И снова Зое вздрогнула, почувствовав на себе холодный оценивающий взгляд. Тот возник, повисел чуть в воздухе и сгинул, будто его и не было. Поведя плечиками, девчонка чуть повернула голову. Кучер подпирал спиною стену. Кучер жевал и смотрел как будто совершенно в другую сторону.
– Само собой, нет, – очень скоро. – Значит всё точно как в церковных грамотах? Два ребёнка?
Скрестив руки на груди, Ивес бросил недовольный взгляд на кучера, после на стол, на тарелку, которую держал кучер, и на куриную ножку на этой тарелке.
– А сколько? – в нос. – Сообщил, а там что написали.
– Да-да. Сы-н… – по благородному вытягивая гласные, начал юноша, но хозяин дома не дал ему закончить.
– Лефевр. Лефевр, твою да через! – Посуда звякнула от этого оклика. – Сынок, подойди-ка сюда, я хочу показать тебя дядям, – добавил Ивес уже мягче, и тут же сорвался: – Живо!
Зое ещё не поняла, что не так, но уже удивилась: «Почему Лефевр?» Она уже открыла рот, но оборвала себя, сделав вид, что лишь зевает. Взгляд кучера пошёл дальше.
Отклик был. Нечто бухнуло, скрежетнуло за стеной, будто кто-то вылезает из-под пола, и в дверях показался… Бонне?! Умытый и причёсанный, но Бонне. Ну конечно, как она сразу не поняла.
Чистое, незамутнённое сознанием движение, и монокль оказался у переносицы лорда. Де Воражина взглянул на юношу сквозь трещину. Смутился, как бы невзначай опустил монокль, дыхнул, протёр его платочком и сунул в нагрудный карман. Посмотрел на Бонне уже так.

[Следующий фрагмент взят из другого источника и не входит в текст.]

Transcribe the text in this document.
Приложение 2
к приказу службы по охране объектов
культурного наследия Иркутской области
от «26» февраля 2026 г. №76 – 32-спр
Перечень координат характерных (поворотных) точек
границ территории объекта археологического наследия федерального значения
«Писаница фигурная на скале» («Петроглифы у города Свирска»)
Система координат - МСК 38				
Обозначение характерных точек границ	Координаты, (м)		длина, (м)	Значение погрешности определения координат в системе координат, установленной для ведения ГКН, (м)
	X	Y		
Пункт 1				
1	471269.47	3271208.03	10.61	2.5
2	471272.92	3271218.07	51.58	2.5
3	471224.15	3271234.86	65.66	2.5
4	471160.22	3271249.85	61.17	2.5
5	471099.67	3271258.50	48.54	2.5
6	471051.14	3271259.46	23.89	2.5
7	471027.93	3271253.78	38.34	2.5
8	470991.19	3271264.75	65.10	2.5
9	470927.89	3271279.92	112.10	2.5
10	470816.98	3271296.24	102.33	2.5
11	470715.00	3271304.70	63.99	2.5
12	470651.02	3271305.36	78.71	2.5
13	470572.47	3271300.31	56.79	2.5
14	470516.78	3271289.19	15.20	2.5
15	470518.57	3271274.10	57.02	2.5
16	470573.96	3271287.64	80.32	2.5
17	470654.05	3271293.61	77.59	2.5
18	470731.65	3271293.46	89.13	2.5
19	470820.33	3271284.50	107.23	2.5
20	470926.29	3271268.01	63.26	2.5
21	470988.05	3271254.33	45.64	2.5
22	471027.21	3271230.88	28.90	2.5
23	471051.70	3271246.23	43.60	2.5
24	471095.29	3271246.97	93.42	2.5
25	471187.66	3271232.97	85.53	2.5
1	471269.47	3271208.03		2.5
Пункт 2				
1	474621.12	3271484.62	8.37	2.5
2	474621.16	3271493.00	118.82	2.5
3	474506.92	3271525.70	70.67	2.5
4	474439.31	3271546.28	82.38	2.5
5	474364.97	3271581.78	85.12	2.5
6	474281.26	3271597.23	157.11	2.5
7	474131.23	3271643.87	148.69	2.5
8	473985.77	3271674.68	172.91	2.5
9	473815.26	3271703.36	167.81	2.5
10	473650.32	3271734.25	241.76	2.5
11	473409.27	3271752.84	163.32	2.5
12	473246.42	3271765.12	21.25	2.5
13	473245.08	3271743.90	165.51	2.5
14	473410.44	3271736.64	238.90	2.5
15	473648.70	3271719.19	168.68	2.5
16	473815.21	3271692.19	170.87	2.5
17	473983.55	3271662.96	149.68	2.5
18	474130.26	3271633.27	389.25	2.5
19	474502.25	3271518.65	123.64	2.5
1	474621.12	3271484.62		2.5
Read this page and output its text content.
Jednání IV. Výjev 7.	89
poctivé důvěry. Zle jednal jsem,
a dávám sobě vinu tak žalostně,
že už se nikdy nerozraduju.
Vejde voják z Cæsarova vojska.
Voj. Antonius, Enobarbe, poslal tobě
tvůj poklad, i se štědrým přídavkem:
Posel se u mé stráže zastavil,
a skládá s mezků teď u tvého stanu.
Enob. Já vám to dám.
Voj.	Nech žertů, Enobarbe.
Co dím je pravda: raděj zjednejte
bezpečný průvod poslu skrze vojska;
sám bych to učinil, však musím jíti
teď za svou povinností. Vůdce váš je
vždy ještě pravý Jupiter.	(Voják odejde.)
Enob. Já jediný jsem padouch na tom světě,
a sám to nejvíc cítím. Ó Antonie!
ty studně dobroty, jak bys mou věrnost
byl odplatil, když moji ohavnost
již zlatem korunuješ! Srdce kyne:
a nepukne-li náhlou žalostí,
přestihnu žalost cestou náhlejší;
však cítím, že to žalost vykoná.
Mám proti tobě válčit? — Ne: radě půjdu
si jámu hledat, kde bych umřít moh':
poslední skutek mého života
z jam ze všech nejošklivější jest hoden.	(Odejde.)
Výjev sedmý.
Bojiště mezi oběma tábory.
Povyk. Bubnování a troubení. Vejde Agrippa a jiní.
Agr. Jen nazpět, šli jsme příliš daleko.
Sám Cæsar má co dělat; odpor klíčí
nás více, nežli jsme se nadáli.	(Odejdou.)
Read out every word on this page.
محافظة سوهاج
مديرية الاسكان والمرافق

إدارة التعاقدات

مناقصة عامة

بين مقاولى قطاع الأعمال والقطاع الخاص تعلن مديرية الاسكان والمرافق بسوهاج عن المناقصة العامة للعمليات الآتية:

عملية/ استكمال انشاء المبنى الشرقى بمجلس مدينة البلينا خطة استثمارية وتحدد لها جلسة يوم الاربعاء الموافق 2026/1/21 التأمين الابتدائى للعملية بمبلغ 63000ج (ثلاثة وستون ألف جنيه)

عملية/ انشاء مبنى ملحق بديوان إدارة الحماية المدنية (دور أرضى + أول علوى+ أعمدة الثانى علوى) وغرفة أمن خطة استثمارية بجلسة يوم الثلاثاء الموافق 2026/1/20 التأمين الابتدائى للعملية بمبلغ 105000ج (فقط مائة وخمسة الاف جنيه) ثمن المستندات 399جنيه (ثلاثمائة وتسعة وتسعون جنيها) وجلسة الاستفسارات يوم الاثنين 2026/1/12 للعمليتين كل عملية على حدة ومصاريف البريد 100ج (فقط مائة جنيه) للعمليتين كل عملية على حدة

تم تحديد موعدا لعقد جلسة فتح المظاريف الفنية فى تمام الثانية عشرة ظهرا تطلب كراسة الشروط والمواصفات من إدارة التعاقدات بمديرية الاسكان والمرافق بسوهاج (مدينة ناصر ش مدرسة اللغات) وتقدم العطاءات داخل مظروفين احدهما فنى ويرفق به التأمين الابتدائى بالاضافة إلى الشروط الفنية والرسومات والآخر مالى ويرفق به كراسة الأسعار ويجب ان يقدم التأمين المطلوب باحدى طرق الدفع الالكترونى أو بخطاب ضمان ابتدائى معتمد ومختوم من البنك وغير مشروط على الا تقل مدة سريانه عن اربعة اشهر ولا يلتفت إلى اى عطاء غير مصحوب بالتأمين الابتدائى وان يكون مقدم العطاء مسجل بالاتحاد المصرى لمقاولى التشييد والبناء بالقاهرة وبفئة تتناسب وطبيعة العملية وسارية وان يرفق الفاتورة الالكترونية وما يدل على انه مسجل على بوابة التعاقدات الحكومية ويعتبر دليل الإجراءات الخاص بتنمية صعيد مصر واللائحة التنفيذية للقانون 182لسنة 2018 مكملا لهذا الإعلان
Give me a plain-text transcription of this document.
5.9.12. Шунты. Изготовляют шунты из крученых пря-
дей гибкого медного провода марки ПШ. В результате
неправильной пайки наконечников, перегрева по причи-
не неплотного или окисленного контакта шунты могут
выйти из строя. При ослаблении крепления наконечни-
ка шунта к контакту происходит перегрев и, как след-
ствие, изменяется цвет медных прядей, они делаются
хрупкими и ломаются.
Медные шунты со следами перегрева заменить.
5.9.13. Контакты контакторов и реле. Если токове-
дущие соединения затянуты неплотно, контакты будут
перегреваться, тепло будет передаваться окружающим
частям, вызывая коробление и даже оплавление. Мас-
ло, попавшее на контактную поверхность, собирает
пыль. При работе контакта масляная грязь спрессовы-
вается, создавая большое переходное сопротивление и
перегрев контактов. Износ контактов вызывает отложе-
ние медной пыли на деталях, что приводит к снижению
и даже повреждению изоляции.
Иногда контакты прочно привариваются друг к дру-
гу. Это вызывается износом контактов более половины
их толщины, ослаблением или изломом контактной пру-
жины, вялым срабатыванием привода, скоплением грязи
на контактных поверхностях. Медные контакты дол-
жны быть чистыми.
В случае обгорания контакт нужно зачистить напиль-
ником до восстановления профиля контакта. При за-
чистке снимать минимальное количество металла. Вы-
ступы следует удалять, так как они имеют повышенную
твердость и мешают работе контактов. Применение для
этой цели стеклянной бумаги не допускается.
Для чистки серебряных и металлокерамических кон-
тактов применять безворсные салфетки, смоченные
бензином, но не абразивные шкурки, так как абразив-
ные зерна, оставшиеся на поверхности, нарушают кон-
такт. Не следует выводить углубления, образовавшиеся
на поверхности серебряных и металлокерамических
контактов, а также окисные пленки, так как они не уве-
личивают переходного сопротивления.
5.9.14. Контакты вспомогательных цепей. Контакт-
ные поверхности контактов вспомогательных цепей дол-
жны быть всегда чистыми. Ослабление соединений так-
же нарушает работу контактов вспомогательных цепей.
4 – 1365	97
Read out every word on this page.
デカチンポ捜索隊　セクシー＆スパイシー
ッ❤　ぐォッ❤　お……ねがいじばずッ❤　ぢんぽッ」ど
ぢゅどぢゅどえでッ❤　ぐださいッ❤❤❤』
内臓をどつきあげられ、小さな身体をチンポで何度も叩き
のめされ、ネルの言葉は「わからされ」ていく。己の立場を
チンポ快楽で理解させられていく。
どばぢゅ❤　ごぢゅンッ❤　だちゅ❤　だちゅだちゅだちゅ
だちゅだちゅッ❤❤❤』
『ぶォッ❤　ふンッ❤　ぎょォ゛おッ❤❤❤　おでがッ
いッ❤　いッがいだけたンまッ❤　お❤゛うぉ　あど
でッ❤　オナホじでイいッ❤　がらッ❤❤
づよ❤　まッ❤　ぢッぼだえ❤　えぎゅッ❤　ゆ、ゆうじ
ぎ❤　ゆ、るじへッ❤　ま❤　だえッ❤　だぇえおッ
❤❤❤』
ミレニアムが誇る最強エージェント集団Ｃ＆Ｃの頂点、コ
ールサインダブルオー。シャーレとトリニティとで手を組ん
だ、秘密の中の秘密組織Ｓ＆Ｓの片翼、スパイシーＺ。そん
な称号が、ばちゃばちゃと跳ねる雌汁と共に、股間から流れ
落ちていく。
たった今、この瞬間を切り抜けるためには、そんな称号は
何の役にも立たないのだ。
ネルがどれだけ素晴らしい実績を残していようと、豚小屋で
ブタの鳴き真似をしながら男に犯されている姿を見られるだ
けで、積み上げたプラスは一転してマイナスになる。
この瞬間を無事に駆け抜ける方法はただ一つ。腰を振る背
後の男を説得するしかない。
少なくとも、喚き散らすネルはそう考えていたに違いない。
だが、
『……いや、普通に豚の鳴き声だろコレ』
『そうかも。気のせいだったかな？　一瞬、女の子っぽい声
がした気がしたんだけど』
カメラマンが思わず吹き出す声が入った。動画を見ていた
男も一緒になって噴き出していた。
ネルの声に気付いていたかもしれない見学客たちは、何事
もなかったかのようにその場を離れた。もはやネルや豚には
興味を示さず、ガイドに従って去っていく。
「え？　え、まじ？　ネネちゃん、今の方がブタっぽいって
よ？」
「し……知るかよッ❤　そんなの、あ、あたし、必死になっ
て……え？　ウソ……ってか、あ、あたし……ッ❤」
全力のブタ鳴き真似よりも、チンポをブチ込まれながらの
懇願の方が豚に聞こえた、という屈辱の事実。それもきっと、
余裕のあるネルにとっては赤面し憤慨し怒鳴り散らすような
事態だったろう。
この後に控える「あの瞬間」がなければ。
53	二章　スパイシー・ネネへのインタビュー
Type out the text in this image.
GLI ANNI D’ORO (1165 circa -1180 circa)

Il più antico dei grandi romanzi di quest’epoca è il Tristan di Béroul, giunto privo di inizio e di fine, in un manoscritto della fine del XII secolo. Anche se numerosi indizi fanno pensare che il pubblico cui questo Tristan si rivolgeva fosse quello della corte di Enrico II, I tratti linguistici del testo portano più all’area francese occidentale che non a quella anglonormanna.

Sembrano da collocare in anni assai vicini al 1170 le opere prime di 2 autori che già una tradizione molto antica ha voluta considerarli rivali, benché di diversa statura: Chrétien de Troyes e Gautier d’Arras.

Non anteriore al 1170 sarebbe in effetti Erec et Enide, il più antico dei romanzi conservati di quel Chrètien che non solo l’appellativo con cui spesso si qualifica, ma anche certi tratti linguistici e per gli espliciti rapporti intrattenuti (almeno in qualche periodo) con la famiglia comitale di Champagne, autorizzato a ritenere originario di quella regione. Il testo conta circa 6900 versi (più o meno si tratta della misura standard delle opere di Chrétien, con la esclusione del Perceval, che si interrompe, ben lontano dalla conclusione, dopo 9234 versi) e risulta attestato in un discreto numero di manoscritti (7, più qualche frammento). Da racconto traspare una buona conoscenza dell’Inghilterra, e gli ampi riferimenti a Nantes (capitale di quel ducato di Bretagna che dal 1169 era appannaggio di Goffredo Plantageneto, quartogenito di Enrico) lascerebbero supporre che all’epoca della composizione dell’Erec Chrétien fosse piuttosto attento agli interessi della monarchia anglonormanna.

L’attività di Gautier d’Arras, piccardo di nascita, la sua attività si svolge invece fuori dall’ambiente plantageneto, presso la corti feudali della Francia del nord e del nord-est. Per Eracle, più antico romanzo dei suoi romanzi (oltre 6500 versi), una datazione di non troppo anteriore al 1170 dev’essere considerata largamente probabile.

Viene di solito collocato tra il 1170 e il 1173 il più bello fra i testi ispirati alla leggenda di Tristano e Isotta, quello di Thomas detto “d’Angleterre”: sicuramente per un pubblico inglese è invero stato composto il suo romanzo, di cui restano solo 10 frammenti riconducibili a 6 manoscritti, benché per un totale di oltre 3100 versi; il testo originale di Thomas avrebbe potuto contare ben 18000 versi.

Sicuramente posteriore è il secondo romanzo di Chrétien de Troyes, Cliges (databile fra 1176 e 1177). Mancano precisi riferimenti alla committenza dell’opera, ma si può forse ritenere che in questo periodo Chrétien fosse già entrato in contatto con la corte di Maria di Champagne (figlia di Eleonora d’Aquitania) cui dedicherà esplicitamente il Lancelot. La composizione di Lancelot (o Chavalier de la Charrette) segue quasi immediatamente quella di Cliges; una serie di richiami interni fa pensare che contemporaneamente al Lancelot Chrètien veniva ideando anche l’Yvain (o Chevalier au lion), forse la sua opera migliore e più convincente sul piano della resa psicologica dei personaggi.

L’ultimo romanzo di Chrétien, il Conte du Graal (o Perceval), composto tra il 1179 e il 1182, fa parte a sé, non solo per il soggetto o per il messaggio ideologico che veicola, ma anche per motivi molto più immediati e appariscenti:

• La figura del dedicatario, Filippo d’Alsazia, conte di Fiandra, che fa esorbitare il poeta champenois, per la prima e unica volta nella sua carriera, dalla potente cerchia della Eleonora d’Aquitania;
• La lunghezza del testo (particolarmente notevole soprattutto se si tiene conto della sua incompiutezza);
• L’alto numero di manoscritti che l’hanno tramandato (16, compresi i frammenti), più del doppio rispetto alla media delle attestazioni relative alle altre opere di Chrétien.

Даже невооружённым взглядом было видно, что юноше ещё не было пятнадцати.
– Лефевр, значит?
– Я Лефевр, и мне четырнадцать, – бесцветным голосом объявил Бонне, и по тону его было очевидно, что повторил он эту фразу не менее сотни раз.
Мысленно Зое ударила себя ладонью по лицу. «Артист тоже мне», – подумала девчушка, не понимая причины, но чувствуя настроение.
– Четырнадцать, – как-то нарочито протянул месье де Воражина, и во взгляде его возникло лёгкое недоверие. – Ну предположим. А других сыновей у вас точно нет?
Вопрос повис в воздухе и, не найдя получателя в закипающем хозяине дома, обернулся к кучеру, который, казалось, только этого и ждал.
– Чашки тут всего четыре, но я бы ещё в чулан заглянул. – Зое заметила, каким фарфоровым вдруг стало лицо отца, и, увы, не она одна. – Мало ли, вдруг что найдётся. Сильвен, загляни-ка.
Кивнув, сутулый, всё это время толкущийся в дверях, скрылся, но ненадолго. И полминуты не прошло, а Сильвен вновь показался: в цепких пальцах его покачивался холст.
Зое не столько поняла, сколько почувствовала испуг, и напряжение, что повисло в воздухе. Не вполне вычищенный и выглаженный котерон, который она видела неоднократно, показался чем-то чужеродным и отвратительным. Его не должно было быть в доме, и тем не менее вот он.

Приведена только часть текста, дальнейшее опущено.